Podcasts

National Security Law Podcast: Pardon Me?

By Robert Chesney, Steve Vladeck
Wednesday, June 6, 2018, 12:08 PM

Hello friends, and welcome back to the latest episode! Last week was a bit quiet, but things are heating up. This week we review and debate:

  1. War Powers: This week saw the release of the Office of Legal Counsel’s memorandum on the U.S. airstrikes on Syrian military targets in April 2018. We explain what issue it addressed, situate it in context with earlier war power debates, and wrestle over the questions it raises (including, especially, what role if any U.N. Charter issues should or do play in relation to this constitutional question).
  2. Doe v. Mattis (of course): A surprising incident involving the accidental monitoring of a phone call between Doe and his lawyers in New York came to light last week. Is it an example of a well-functioning system dealing with a good-faith accident, or a sign of trouble?
  3. Military Commissions: We have a quick note on an attempt by al-Baluchi to get the D.C. Circuit to intervene on an issue relating to evidence preservation (now that the CMCR has turned up inquorate), and we have a CMCR-related Dalmazzi update accounting for a curious government filing before SCOTUS in response to Steve’s letter pointing out that one of the CMCR judges has retired from the military yet apparently still serves on the CMCR in a distinct, civilian capacity.
  4. The ECHR and CIA Black Sites: A fresh pair of decisions by the European Court of Human Rights condemning member states for allowing the CIA to operate black sites in their territory. Don’t expect any ECHR member state to cooperate on that front, or anything akin to it, in the future…
  5. The Army Court of Criminal Appeals has denied Chelsea Manning’s appeal challenging convictions on CFAA, Espionage Act, and other charges.
  6. The federal district court in D.C. has dismissed all claims by Kaspersky arising out of the DHS binding operational directive and the NDAA provision, both banning Kaspersky from government systems.
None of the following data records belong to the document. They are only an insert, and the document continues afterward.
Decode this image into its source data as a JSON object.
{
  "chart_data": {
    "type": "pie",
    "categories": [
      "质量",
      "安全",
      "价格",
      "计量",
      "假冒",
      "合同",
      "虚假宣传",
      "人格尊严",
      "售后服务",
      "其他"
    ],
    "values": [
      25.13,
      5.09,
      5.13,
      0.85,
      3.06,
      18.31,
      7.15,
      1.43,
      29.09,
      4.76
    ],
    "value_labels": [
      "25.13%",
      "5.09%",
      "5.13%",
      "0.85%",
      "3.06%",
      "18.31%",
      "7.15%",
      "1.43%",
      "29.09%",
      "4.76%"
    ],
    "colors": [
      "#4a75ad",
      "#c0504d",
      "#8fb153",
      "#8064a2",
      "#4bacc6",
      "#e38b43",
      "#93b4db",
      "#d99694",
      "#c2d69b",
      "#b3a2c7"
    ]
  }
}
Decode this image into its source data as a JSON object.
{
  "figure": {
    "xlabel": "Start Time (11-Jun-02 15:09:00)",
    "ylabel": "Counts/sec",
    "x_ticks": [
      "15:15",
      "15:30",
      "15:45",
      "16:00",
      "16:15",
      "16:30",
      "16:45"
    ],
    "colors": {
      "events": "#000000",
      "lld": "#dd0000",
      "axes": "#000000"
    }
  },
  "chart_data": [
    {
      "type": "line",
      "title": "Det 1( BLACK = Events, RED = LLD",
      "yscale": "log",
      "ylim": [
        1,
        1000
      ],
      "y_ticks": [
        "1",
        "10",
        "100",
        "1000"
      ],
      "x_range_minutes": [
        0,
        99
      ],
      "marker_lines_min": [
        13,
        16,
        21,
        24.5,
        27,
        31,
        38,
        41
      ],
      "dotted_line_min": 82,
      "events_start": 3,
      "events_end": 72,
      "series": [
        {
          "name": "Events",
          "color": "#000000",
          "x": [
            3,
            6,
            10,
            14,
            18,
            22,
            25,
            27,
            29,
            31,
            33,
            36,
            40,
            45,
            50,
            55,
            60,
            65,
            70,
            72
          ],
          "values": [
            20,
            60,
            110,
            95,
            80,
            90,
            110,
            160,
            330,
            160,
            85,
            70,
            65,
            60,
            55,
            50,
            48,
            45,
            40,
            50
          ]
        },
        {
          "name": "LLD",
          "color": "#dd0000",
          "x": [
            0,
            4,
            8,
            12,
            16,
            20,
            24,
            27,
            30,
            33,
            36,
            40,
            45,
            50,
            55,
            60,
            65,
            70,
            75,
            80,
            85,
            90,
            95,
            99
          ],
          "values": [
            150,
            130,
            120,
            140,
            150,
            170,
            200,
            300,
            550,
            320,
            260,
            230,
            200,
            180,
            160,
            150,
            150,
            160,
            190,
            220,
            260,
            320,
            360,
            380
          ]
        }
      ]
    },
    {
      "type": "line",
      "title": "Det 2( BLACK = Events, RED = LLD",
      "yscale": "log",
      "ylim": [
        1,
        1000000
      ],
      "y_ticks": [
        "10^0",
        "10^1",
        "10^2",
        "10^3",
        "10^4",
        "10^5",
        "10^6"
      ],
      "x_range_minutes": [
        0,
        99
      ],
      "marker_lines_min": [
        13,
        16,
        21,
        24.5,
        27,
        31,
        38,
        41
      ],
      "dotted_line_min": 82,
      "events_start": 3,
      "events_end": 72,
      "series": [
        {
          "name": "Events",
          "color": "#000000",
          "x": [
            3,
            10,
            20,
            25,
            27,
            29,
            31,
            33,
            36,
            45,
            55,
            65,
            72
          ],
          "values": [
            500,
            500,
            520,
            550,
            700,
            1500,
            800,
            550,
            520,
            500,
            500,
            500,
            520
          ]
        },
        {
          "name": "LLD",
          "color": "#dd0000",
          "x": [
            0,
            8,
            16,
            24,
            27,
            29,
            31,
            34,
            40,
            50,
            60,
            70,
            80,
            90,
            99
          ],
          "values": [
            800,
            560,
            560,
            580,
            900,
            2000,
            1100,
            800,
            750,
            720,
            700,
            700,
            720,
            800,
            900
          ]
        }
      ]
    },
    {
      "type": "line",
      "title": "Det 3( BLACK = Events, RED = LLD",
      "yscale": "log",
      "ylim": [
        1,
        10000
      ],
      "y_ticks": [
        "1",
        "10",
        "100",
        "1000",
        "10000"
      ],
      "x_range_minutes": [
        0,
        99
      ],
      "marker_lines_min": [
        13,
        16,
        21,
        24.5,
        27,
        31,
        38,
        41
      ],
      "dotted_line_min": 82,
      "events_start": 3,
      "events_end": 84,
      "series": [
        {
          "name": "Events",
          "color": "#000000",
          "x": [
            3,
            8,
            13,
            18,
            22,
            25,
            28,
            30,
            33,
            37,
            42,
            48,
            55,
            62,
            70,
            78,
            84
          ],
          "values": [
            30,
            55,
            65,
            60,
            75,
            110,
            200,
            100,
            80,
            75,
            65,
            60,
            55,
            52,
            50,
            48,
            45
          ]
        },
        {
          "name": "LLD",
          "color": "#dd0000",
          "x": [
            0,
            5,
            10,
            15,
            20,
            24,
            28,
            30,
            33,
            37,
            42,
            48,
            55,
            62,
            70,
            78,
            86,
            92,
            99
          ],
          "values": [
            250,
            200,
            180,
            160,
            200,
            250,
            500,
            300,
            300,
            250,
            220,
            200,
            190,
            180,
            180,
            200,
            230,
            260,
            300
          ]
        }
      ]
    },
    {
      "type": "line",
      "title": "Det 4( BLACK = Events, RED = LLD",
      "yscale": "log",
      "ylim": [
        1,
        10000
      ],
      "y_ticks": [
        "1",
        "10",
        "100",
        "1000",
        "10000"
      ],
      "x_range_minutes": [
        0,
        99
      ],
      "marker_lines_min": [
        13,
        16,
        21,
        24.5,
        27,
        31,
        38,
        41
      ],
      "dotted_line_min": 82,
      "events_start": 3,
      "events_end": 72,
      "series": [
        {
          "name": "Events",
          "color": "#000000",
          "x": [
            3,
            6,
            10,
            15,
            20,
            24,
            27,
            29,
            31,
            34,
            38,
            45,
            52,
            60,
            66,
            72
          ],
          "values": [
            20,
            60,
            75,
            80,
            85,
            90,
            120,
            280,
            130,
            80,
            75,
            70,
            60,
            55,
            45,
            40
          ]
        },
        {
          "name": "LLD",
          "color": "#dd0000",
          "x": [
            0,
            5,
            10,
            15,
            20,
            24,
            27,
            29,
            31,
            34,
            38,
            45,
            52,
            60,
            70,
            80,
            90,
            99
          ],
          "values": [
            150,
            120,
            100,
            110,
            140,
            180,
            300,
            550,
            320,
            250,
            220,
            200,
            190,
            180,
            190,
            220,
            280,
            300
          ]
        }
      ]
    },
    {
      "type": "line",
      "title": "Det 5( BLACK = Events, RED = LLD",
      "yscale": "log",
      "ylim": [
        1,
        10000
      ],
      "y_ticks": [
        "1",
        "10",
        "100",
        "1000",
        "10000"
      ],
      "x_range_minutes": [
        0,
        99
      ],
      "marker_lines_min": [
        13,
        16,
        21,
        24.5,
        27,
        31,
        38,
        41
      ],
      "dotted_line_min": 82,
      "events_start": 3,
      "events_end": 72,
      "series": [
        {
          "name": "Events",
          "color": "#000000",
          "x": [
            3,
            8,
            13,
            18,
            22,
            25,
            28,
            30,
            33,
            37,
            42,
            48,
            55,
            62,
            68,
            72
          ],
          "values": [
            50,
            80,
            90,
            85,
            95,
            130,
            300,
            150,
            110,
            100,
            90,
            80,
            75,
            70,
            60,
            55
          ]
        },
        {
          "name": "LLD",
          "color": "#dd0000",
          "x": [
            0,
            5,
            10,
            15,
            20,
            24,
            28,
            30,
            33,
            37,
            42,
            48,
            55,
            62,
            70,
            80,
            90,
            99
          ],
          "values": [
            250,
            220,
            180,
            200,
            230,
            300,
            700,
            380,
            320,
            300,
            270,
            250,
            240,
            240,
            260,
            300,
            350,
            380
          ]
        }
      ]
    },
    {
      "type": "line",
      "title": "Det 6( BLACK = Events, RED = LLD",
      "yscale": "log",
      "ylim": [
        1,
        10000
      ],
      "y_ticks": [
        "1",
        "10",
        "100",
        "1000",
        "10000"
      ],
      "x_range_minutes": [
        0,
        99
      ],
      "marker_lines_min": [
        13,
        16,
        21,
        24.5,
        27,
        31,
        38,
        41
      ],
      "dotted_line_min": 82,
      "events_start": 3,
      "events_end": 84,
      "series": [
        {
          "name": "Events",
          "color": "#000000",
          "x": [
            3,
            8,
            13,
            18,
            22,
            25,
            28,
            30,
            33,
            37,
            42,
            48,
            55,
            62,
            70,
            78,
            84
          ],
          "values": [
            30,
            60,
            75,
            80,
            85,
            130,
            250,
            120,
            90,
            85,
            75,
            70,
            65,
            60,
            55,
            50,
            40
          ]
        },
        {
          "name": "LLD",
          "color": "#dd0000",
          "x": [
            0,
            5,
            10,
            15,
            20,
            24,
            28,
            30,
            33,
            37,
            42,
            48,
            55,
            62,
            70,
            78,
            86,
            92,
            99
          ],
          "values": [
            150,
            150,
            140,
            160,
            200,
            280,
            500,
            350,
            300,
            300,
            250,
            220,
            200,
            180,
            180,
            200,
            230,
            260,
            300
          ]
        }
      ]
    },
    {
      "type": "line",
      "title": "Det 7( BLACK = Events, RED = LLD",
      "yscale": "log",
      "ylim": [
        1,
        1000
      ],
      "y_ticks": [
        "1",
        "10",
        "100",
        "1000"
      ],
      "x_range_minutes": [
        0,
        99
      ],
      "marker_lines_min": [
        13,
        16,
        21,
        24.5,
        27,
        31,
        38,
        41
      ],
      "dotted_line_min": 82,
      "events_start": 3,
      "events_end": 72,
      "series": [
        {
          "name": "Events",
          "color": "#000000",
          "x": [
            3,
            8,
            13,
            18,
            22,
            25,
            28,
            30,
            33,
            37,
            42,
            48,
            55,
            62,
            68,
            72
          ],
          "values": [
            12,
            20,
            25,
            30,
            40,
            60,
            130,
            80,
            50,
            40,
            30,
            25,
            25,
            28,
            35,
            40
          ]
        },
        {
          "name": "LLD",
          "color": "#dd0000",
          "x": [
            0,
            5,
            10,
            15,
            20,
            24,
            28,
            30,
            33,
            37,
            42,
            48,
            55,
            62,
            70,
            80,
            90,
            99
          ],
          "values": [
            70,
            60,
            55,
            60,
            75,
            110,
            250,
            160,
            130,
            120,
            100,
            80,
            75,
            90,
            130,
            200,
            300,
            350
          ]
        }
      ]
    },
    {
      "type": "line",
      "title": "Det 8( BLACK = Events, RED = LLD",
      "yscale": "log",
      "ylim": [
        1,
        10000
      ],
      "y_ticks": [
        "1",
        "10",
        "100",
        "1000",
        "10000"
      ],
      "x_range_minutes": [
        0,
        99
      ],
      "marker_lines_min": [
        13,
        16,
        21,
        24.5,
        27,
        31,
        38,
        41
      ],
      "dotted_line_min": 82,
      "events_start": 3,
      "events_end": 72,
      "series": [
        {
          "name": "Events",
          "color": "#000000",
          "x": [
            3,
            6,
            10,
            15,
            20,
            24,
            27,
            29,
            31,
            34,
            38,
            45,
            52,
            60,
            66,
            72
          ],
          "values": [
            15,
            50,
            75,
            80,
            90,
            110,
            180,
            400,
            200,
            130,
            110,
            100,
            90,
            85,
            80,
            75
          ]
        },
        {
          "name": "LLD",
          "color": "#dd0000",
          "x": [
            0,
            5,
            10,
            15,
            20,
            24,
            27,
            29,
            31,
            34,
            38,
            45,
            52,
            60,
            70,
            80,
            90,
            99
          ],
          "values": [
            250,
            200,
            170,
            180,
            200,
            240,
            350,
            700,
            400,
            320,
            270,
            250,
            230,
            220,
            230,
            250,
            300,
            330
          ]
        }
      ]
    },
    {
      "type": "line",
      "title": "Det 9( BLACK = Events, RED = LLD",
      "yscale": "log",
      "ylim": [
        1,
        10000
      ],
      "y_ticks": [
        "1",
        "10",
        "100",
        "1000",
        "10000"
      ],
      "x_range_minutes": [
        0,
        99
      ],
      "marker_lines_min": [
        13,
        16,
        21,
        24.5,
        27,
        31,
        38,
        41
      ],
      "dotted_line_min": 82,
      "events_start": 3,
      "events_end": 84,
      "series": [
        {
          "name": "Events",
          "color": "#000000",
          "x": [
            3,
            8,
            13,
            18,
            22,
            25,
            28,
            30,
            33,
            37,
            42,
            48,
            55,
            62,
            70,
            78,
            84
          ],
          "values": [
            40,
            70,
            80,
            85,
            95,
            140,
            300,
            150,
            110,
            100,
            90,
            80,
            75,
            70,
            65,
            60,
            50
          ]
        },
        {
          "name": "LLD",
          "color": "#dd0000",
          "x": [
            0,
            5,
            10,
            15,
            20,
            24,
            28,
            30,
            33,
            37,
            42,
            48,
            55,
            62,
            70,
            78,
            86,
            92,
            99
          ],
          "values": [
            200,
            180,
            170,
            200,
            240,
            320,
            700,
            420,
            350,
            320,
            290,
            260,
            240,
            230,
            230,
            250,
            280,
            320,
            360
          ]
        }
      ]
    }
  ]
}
Fun to have an occasion to discuss bills of attainder!
  7. We’ve got a series of Justice Department counterterrorism successes to note (all of them involving spies ... I mean, confidential informants).
  8. Trumplandia: Another hot week in Trumplandia, as Team Trump leaks advocacy letters insisting that the president cannot obstruct justice, that one (of two) obstruction states does not apply as to the FBI, and that POTUS can pardon himself. Paul Manafort jumps in with some supremely ill-advised witness tampering, just for kicks.

As for frivolity: Instead of Weird Al, we bring you a review of … Paul Simon???